The intro to an invite to a stag do for one of my good mates. We’re having a long weekend up in Newcastle at the end of April, which will no doubt wipe five years off of the life of my liver. The two best men organising it should be putting on quite a programme of events, I reckon.
I’m an usher in the wedding, the first time I’ve been involved in one since I was a pageboy at the age of about six or seven, dressed in maroon corduroy knickerbockers. I’m very, very excited.
Eddie’s the second of our group to get married, which is about right for a bunch of guys in their mid-20s. Another one got engaged over Christmas, while at least five of us live with long-term girlfriends. Two of the guys also turned out to be gay. There’s only a couple of kids around, that I can think of, but no doubt that’ll increase in the next couple of years.

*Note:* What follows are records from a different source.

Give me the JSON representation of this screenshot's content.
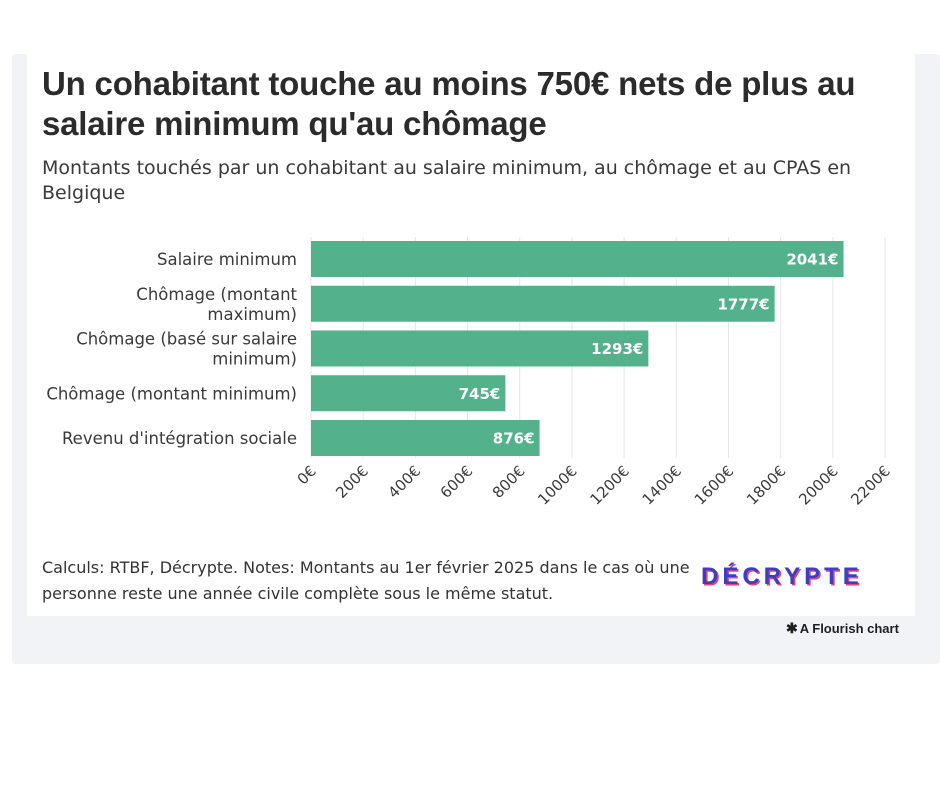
{
  "title": "Un cohabitant touche au moins 750€ nets de plus au salaire minimum qu'au chômage",
  "subtitle": "Montants touchés par un cohabitant au salaire minimum, au chômage et au CPAS en Belgique",
  "notes": "Calculs: RTBF, Décrypte. Notes: Montants au 1er février 2025 dans le cas où une personne reste une année civile complète sous le même statut.",
  "logo_text": "DÉCRYPTE",
  "credit": "A Flourish chart",
  "credit_icon": "flourish-asterisk-icon",
  "colors": {
    "bar": "#53b18c",
    "grid": "#e6e6e6",
    "logo": "#3b3fc6",
    "logo_shadow": "#e8427a"
  },
  "chart_data": {
    "type": "bar",
    "orientation": "horizontal",
    "categories": [
      [
        "Salaire minimum"
      ],
      [
        "Chômage (montant",
        "maximum)"
      ],
      [
        "Chômage (basé sur salaire",
        "minimum)"
      ],
      [
        "Chômage (montant minimum)"
      ],
      [
        "Revenu d'intégration sociale"
      ]
    ],
    "values": [
      2041,
      1777,
      1293,
      745,
      876
    ],
    "data_labels": [
      "2041€",
      "1777€",
      "1293€",
      "745€",
      "876€"
    ],
    "xlim": [
      0,
      2200
    ],
    "x_ticks": [
      0,
      200,
      400,
      600,
      800,
      1000,
      1200,
      1400,
      1600,
      1800,
      2000,
      2200
    ],
    "x_tick_labels": [
      "0€",
      "200€",
      "400€",
      "600€",
      "800€",
      "1000€",
      "1200€",
      "1400€",
      "1600€",
      "1800€",
      "2000€",
      "2200€"
    ],
    "grid": true,
    "xlabel": "",
    "ylabel": ""
  }
}
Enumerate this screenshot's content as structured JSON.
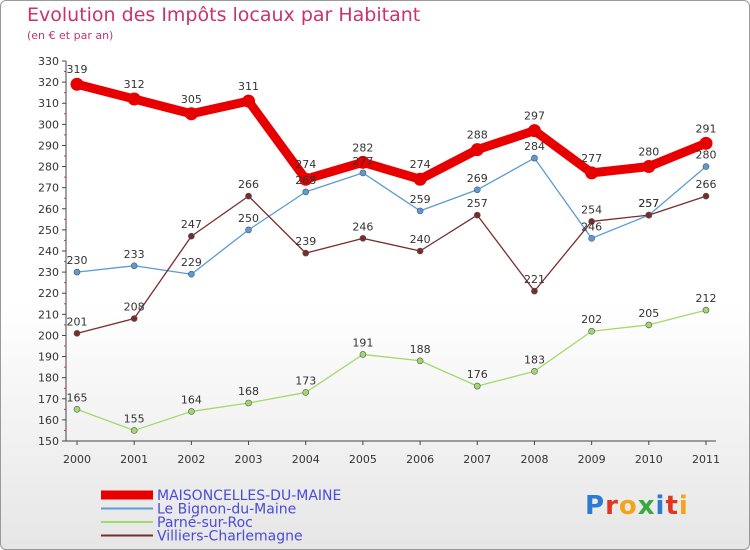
{
  "title": "Evolution des Impôts locaux par Habitant",
  "subtitle": "(en € et par an)",
  "logo": {
    "text": "Proxiti",
    "letters": [
      {
        "ch": "P",
        "color": "#2b7bd0"
      },
      {
        "ch": "r",
        "color": "#e0351f"
      },
      {
        "ch": "o",
        "color": "#f2a41a"
      },
      {
        "ch": "x",
        "color": "#3aa83c"
      },
      {
        "ch": "i",
        "color": "#2b7bd0"
      },
      {
        "ch": "t",
        "color": "#e0351f"
      },
      {
        "ch": "i",
        "color": "#f2a41a"
      }
    ]
  },
  "chart_data": {
    "type": "line",
    "title": "Evolution des Impôts locaux par Habitant",
    "subtitle": "(en € et par an)",
    "xlabel": "",
    "ylabel": "",
    "x": [
      "2000",
      "2001",
      "2002",
      "2003",
      "2004",
      "2005",
      "2006",
      "2007",
      "2008",
      "2009",
      "2010",
      "2011"
    ],
    "ylim": [
      150,
      330
    ],
    "yticks": [
      150,
      160,
      170,
      180,
      190,
      200,
      210,
      220,
      230,
      240,
      250,
      260,
      270,
      280,
      290,
      300,
      310,
      320,
      330
    ],
    "grid": false,
    "legend_position": "bottom-left",
    "series": [
      {
        "name": "MAISONCELLES-DU-MAINE",
        "color": "#e80000",
        "values": [
          319,
          312,
          305,
          311,
          274,
          282,
          274,
          288,
          297,
          277,
          280,
          291
        ]
      },
      {
        "name": "Le Bignon-du-Maine",
        "color": "#5a9bd5",
        "values": [
          230,
          233,
          229,
          250,
          268,
          277,
          259,
          269,
          284,
          246,
          257,
          280
        ]
      },
      {
        "name": "Parné-sur-Roc",
        "color": "#a3d86e",
        "values": [
          165,
          155,
          164,
          168,
          173,
          191,
          188,
          176,
          183,
          202,
          205,
          212
        ]
      },
      {
        "name": "Villiers-Charlemagne",
        "color": "#7a2c2c",
        "values": [
          201,
          208,
          247,
          266,
          239,
          246,
          240,
          257,
          221,
          254,
          257,
          266
        ]
      }
    ],
    "data_labels": [
      [
        319,
        312,
        305,
        311,
        274,
        282,
        274,
        288,
        297,
        277,
        280,
        291
      ],
      [
        230,
        233,
        229,
        250,
        268,
        277,
        259,
        269,
        284,
        246,
        257,
        280
      ],
      [
        165,
        155,
        164,
        168,
        173,
        191,
        188,
        176,
        183,
        202,
        205,
        212
      ],
      [
        201,
        208,
        247,
        266,
        239,
        246,
        240,
        257,
        221,
        254,
        257,
        266
      ]
    ]
  }
}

It’s weird to think that we’re all adults now, seeing as I’ve known most of them since we started secondary school nearly 14 years ago, and a couple of them for even longer than that. Although we’re spread out across the south of the country nowadays, it’s so easy to slip back into the old ways when we’re all together, which is unfortunately ever more infrequently.
So it’s another wedding this summer, possibly one more next year, and then who knows. One of the best men, who has been living with his girlfriend for a while now, was using the other best man as a buffer to hold off proposing, as best man number two has been with his missus for years and years without popping the question. Of course, with best man number two doing so at Christmas, that’s switched the peer pressure from himself to best man number one.
And I guess that would put me next in line after that.